FDA oversteps bounds with vague, new rule

July 15, 1998|By Henry I. Miller

STANFORD, Calif. -- Let's suppose you're picking up a prescription at the drugstore.

Responding to your inquiry about the drug's having been prescribed for an unlikely use -- say, a blood-pressure drug to treat your muscle pain -- the pharmacist gives you a copy of an article from a prominent medical journal.

Well, it's possible that under a new federal policy, not only would the pharmacist's action be illegal, but also the drug's manufacturer would be held legally responsible. No good deed goes unpunished by the government.

The Food and Drug Administration is the most powerful regulatory agency in the federal government. It oversees products that account for more than 25 cents of every consumer dollar, more than $1 trillion annually, including cardiac pacemakers, X-ray machines, condoms, home pregnancy-testing kits, drugs, vaccines, artificial sweeteners and fat substitutes.

An overreaching proposal

A proposal by the agency would extend that reach considerably. The FDA recently published a draft of regulations aimed at controlling "medical product promotion" among health-care providers and professionals.

While the stated goal is to deter pharmaceutical manufacturers from promoting their own products through health-care organizations and insurers, the FDA proposal could reduce industry competition, increase drug prices and damage public health.

It could also exert a chilling effect on the beneficial exchange of information among various segments of the health-care industry and could eventually interfere with essential communication between health-care providers and patients.

Moreover, it is hopelessly vague, duplicates regulatory functions performed by other government agencies and exceeds the FDA's statutory mandate.

The agency's authority covers a manufacturer's product labeling and advertising, primarily to deter what's false or misleading.

But this new action would extend the agency's regulatory authority to any "relationships" between members of the health-care profession that it deems promotional.

Not only is this a giant step beyond the FDA's legal authority, but the proposal's wording is so deliberately vague that it could effectively shut down vital communication between professionals and patients.

For example, the FDA argues that if any "subsidiary" of a drug manufacturer promotes a drug, the parent company bears full legal responsibility.

But the agency says that "subsidiary" is "to be interpreted in its broadest sense to include any corporate relationship," no matter how remote.

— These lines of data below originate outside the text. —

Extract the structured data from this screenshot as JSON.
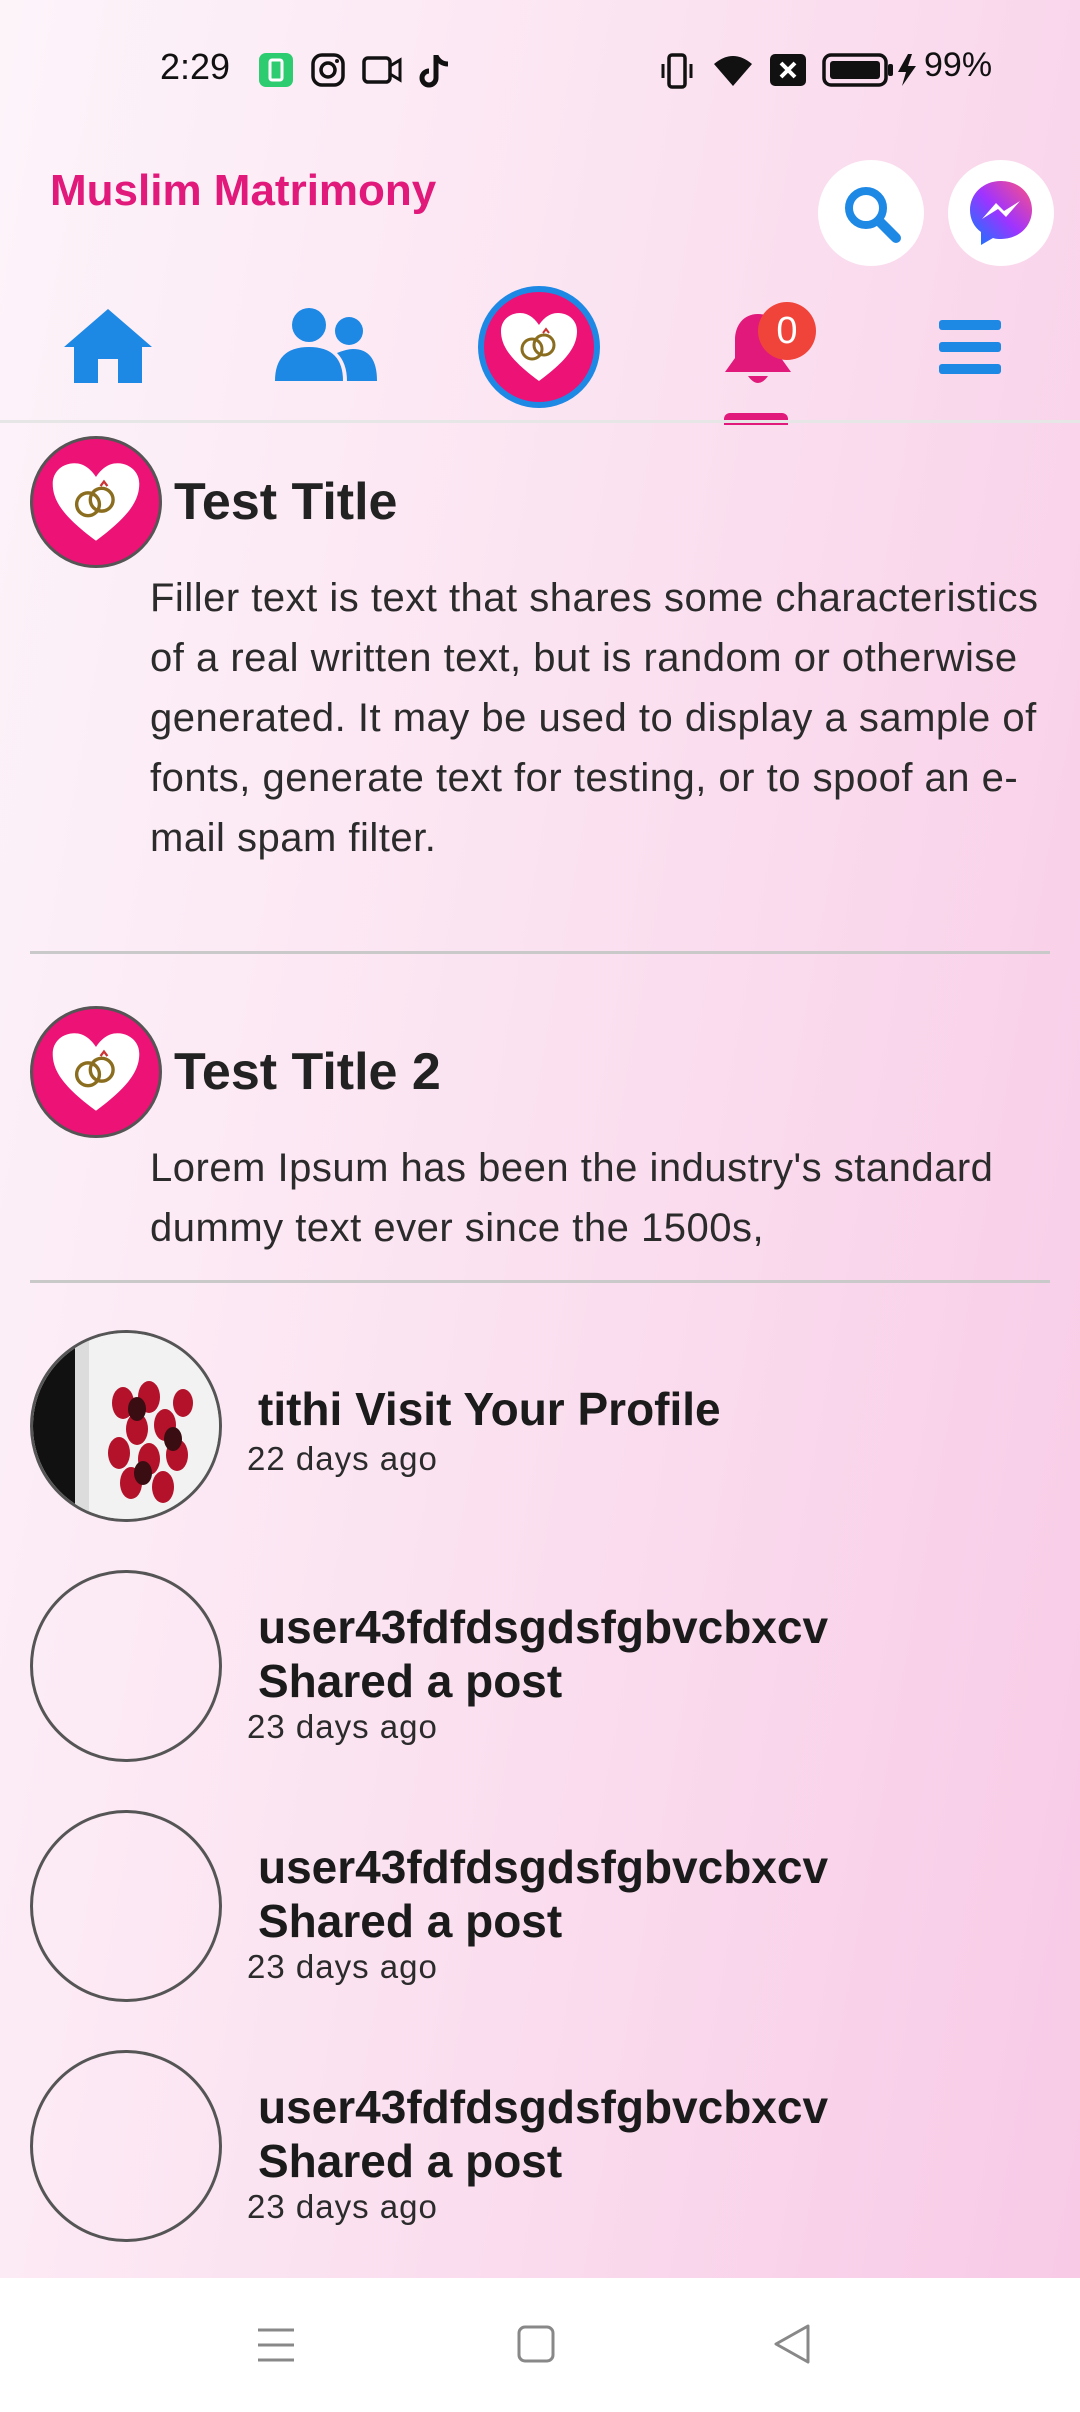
{
  "status_bar": {
    "time": "2:29",
    "battery": "99%"
  },
  "app": {
    "title": "Muslim Matrimony"
  },
  "nav": {
    "items": [
      "home-icon",
      "people-icon",
      "matrimony-logo-icon",
      "bell-icon",
      "menu-icon"
    ],
    "active": "notifications",
    "notification_count": "0"
  },
  "posts": [
    {
      "title": "Test Title",
      "body": "Filler text is text that shares some characteristics of a real written text, but is random or otherwise generated. It may be used to display a sample of fonts, generate text for testing, or to spoof an e-mail spam filter."
    },
    {
      "title": "Test Title 2",
      "body": "Lorem Ipsum has been the industry's standard dummy text ever since the 1500s,"
    }
  ],
  "notifications": [
    {
      "line1": "tithi Visit Your Profile",
      "line2": "",
      "time": "22 days ago"
    },
    {
      "line1": "user43fdfdsgdsfgbvcbxcv",
      "line2": "Shared a post",
      "time": "23 days ago"
    },
    {
      "line1": "user43fdfdsgdsfgbvcbxcv",
      "line2": "Shared a post",
      "time": "23 days ago"
    },
    {
      "line1": "user43fdfdsgdsfgbvcbxcv",
      "line2": "Shared a post",
      "time": "23 days ago"
    }
  ],
  "colors": {
    "brand": "#e0197a",
    "nav_blue": "#1e88e5",
    "badge": "#f0443a"
  }
}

A company that has a relationship with "an independent contractor or agent becomes responsible criminally for the failure of the person to whom he has delegated the obligation to comply with the law."

A tough law

In plain English, the manufacturer is responsible, even if it neither approved nor knew about the actions in question.

This could, in theory, make the manufacturer share the legal "blame" were a pharmacist to give a patient a medical journal article with current information about using a drug for a purpose not yet sanctioned by the FDA, if the article had been circulated by a health-care organization.

Some 40 percent to 50 percent of all drugs are prescribed for such "off-label" uses, including 60 percent to 70 percent of drugs used to treat cancer and 90 percent of drugs administered to children.

Does all this sound far-fetched? It's not. The FDA has often prohibited distribution of textbooks and journal articles to health-care professionals because they alluded to off-label uses.

Anti-business stance

The agency has even prohibited manufacturers from holding focus groups prior to a drug's approval. These groups could help the drug companies determine how to make their labeling and packaging more user-friendly for doctors and patients.

As in any other profession, people in the health-care field talk to one another.

But under the FDA proposal, even the most basic and innocuous communications between people in the industry could be labeled "promotional" and prohibited by FDA censors.

Health-care organizations might well decide what information to distribute to patients not on the basis of its accuracy and usefulness, but according to their perceived "relationship" with manufacturers.

The ambiguous yet imperious nature of the FDA proposal could stifle competition and drive up costs.

Organizations that deliver health care depend on peer-reviewed clinical information about drugs' effectiveness to enhance the quality of health care and to lower costs.

They also use their purchasing power to get discounts from manufacturers, bringing competition into the marketplace.

Under the proposal, sharing this kind of information or having volume-based discount arrangements could constitute a suspect "relationship." And that could eliminate these cost-saving competitive influences, ultimately raising costs.

The proposal plainly wanders into areas where other agencies already protect the consumer. The FDA cannot claim to be filling a regulatory void.

State attorneys general and the Federal Trade Commission set industry standards for disclosure of a manufacturer's relationships, for example. Clinical programs are regulated by state boards of medicine and pharmacy.

The federal Health Care Finance Administration regulates reimbursement, discounting, self-referral, kickbacks, fraud and abuse under rules that bind all health-care organizations.

These regulatory bodies are better suited to monitor health-care communications than the FDA, whose mission is to assure the safety and efficacy of products.

Vague directives are particularly dangerous because they allow the government wide -- even capricious -- discretion about what is regulated and what is prohibited.

The pity is that the FDA will probably get away with it because so few Americans now cherish that freedom.

Henry Miller, an FDA official from 1979 to 1994, is a fellow at Stanford University's Hoover Institution.